The Water Resources Development Acts of 1992 and 1996 provided the U.S. Army Corps of Engineers (Corps) with the authority to review the Central and Southern Florida Project.
In the 1990s, Congressed directed the U.S. Army Corps of Engineers (Corps) to develop a comprehensive plan to restore and conserve south Florida's natural ecosystem while enhancing water supplies and maintaining flood protection. In partnership, the Corps and South Florida Water Management District (District) worked over six years with more than 100 ecologists, hydrologists, engineers and other professionals from more than 30 Federal, state, tribal, and local agencies to take a system-wide look at water in south Florida.

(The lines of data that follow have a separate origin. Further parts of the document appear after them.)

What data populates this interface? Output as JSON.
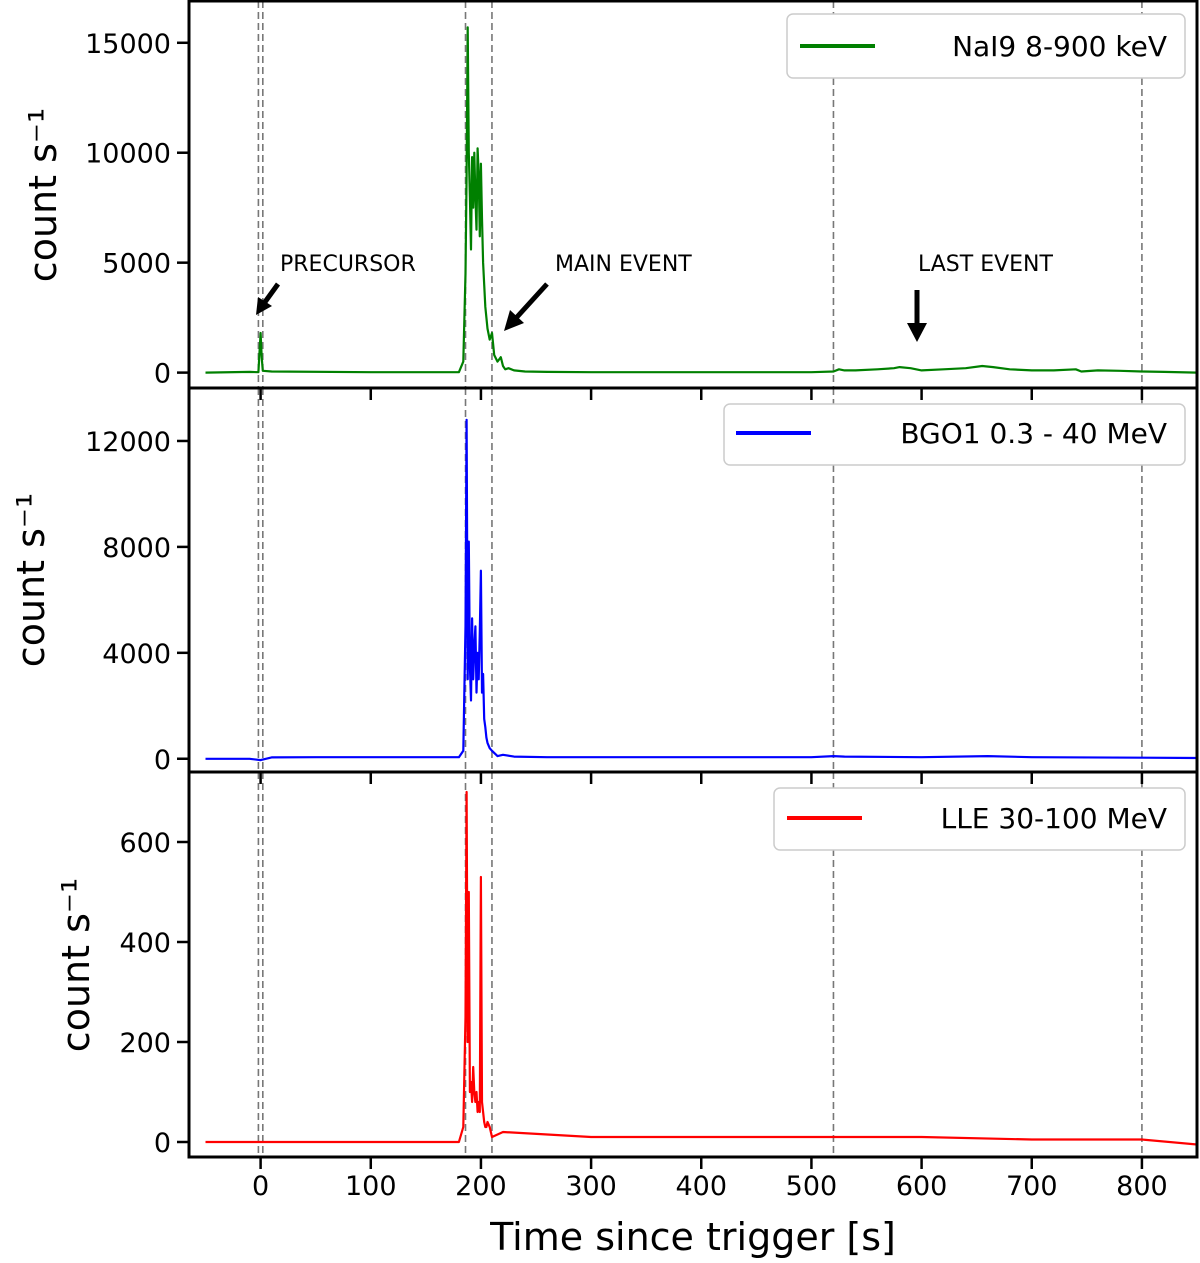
{
  "chart_data": [
    {
      "type": "line",
      "panel": "top",
      "series": [
        {
          "name": "NaI9 8-900 keV",
          "color": "#008000",
          "x": [
            -50,
            -10,
            -2,
            0,
            1,
            2,
            10,
            100,
            180,
            184,
            186,
            187,
            188,
            189,
            190,
            191,
            192,
            193,
            194,
            195,
            196,
            197,
            198,
            199,
            200,
            201,
            202,
            203,
            204,
            205,
            206,
            208,
            210,
            212,
            215,
            218,
            220,
            222,
            225,
            230,
            240,
            260,
            300,
            400,
            500,
            520,
            525,
            530,
            540,
            560,
            575,
            580,
            590,
            600,
            620,
            640,
            655,
            665,
            680,
            700,
            720,
            740,
            745,
            760,
            780,
            800,
            820,
            850
          ],
          "y": [
            0,
            30,
            20,
            1800,
            700,
            80,
            50,
            20,
            20,
            500,
            4500,
            9000,
            15700,
            10000,
            8000,
            5600,
            9800,
            7500,
            10000,
            8000,
            6500,
            10200,
            9000,
            6200,
            9500,
            7000,
            5000,
            4000,
            3000,
            2500,
            2000,
            1500,
            1800,
            800,
            500,
            700,
            300,
            150,
            200,
            100,
            50,
            30,
            20,
            20,
            20,
            50,
            150,
            100,
            100,
            150,
            200,
            250,
            200,
            100,
            150,
            200,
            300,
            250,
            150,
            100,
            100,
            150,
            50,
            100,
            80,
            50,
            30,
            0
          ]
        }
      ],
      "ylim": [
        -700,
        16900
      ],
      "yticks": [
        0,
        5000,
        10000,
        15000
      ],
      "ylabel": "count s⁻¹"
    },
    {
      "type": "line",
      "panel": "middle",
      "series": [
        {
          "name": "BGO1 0.3 - 40 MeV",
          "color": "#0000ff",
          "x": [
            -50,
            -10,
            0,
            10,
            50,
            150,
            180,
            184,
            186,
            187,
            188,
            189,
            190,
            191,
            192,
            193,
            194,
            195,
            196,
            197,
            198,
            199,
            200,
            201,
            202,
            203,
            204,
            205,
            206,
            208,
            210,
            215,
            220,
            230,
            260,
            300,
            400,
            500,
            520,
            530,
            600,
            660,
            700,
            800,
            850
          ],
          "y": [
            0,
            0,
            -50,
            50,
            60,
            60,
            60,
            300,
            5000,
            12800,
            3000,
            8200,
            3500,
            2200,
            5300,
            3000,
            4200,
            5000,
            2500,
            4000,
            3000,
            4800,
            7100,
            2500,
            3200,
            1500,
            1200,
            800,
            600,
            400,
            300,
            100,
            150,
            80,
            60,
            60,
            60,
            60,
            100,
            80,
            60,
            100,
            60,
            40,
            30
          ]
        }
      ],
      "ylim": [
        -500,
        14000
      ],
      "yticks": [
        0,
        4000,
        8000,
        12000
      ],
      "ylabel": "count s⁻¹"
    },
    {
      "type": "line",
      "panel": "bottom",
      "series": [
        {
          "name": "LLE 30-100 MeV",
          "color": "#ff0000",
          "x": [
            -50,
            0,
            100,
            180,
            184,
            186,
            187,
            188,
            189,
            190,
            191,
            192,
            193,
            194,
            195,
            196,
            197,
            198,
            199,
            200,
            201,
            202,
            203,
            204,
            205,
            206,
            208,
            210,
            220,
            300,
            400,
            500,
            600,
            700,
            800,
            850
          ],
          "y": [
            0,
            0,
            0,
            0,
            30,
            250,
            700,
            200,
            500,
            100,
            120,
            80,
            150,
            100,
            80,
            100,
            60,
            80,
            60,
            530,
            80,
            60,
            40,
            30,
            30,
            40,
            30,
            10,
            20,
            10,
            10,
            10,
            10,
            5,
            5,
            -5
          ]
        }
      ],
      "ylim": [
        -30,
        740
      ],
      "yticks": [
        0,
        200,
        400,
        600
      ],
      "ylabel": "count s⁻¹"
    }
  ],
  "xaxis": {
    "xlim": [
      -65,
      850
    ],
    "xticks": [
      0,
      100,
      200,
      300,
      400,
      500,
      600,
      700,
      800
    ],
    "xlabel": "Time since trigger [s]"
  },
  "vlines": [
    -2,
    2,
    186,
    210,
    520,
    800
  ],
  "annotations": [
    {
      "text": "PRECURSOR",
      "arrow": "diagonal"
    },
    {
      "text": "MAIN EVENT",
      "arrow": "diagonal"
    },
    {
      "text": "LAST EVENT",
      "arrow": "down"
    }
  ]
}
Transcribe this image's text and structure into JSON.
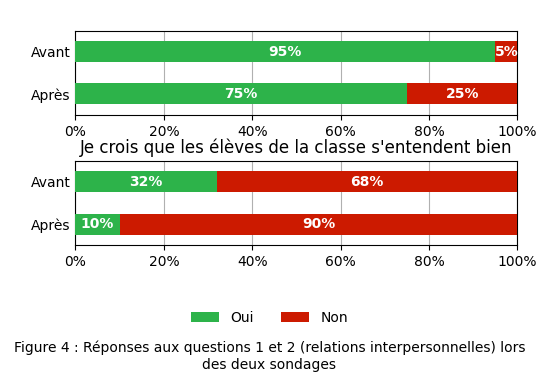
{
  "chart_data": [
    {
      "type": "bar",
      "orientation": "horizontal",
      "stacked": true,
      "data_labels": true,
      "grid": true,
      "categories": [
        "Avant",
        "Après"
      ],
      "series": [
        {
          "name": "Oui",
          "color": "#2db34a",
          "values": [
            95,
            75
          ],
          "value_labels": [
            "95%",
            "75%"
          ]
        },
        {
          "name": "Non",
          "color": "#cc1a00",
          "values": [
            5,
            25
          ],
          "value_labels": [
            "5%",
            "25%"
          ]
        }
      ],
      "xlim": [
        0,
        100
      ],
      "xticks": [
        {
          "value": 0,
          "label": "0%"
        },
        {
          "value": 20,
          "label": "20%"
        },
        {
          "value": 40,
          "label": "40%"
        },
        {
          "value": 60,
          "label": "60%"
        },
        {
          "value": 80,
          "label": "80%"
        },
        {
          "value": 100,
          "label": "100%"
        }
      ]
    },
    {
      "type": "bar",
      "orientation": "horizontal",
      "stacked": true,
      "data_labels": true,
      "grid": true,
      "title": "Je crois que les élèves de la classe s'entendent bien",
      "categories": [
        "Avant",
        "Après"
      ],
      "series": [
        {
          "name": "Oui",
          "color": "#2db34a",
          "values": [
            32,
            10
          ],
          "value_labels": [
            "32%",
            "10%"
          ]
        },
        {
          "name": "Non",
          "color": "#cc1a00",
          "values": [
            68,
            90
          ],
          "value_labels": [
            "68%",
            "90%"
          ]
        }
      ],
      "xlim": [
        0,
        100
      ],
      "xticks": [
        {
          "value": 0,
          "label": "0%"
        },
        {
          "value": 20,
          "label": "20%"
        },
        {
          "value": 40,
          "label": "40%"
        },
        {
          "value": 60,
          "label": "60%"
        },
        {
          "value": 80,
          "label": "80%"
        },
        {
          "value": 100,
          "label": "100%"
        }
      ],
      "legend": "lower center"
    }
  ],
  "caption": "Figure 4 : Réponses aux questions 1 et 2 (relations interpersonnelles) lors\ndes deux sondages"
}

The Service worked with these partners to find opportunities to help conserve south Florida’s rarest plants and animals and identify and minimize any detrimental impacts to those species that might result from the Everglades restoration effort. The Corps and the District, with support from partners, developed a master plan laying out the process to be used for managing and monitoring Everglades restoration. The master Plan covers six pilot projects and 56 restoration plan components for which the District has agreed to be the local sponsor.
Working under the authorities of the Fish and Wildlife Coordination Act, Endangered Species Act, Migratory Bird Treaty Act, Clean Water Act, and the National Environmental Policy Act. the U.S. Fish and Wildlife Service is working to assure that the Everglades restoration provides maximum benefits to the diverse fish and wildlife resources of south Florida.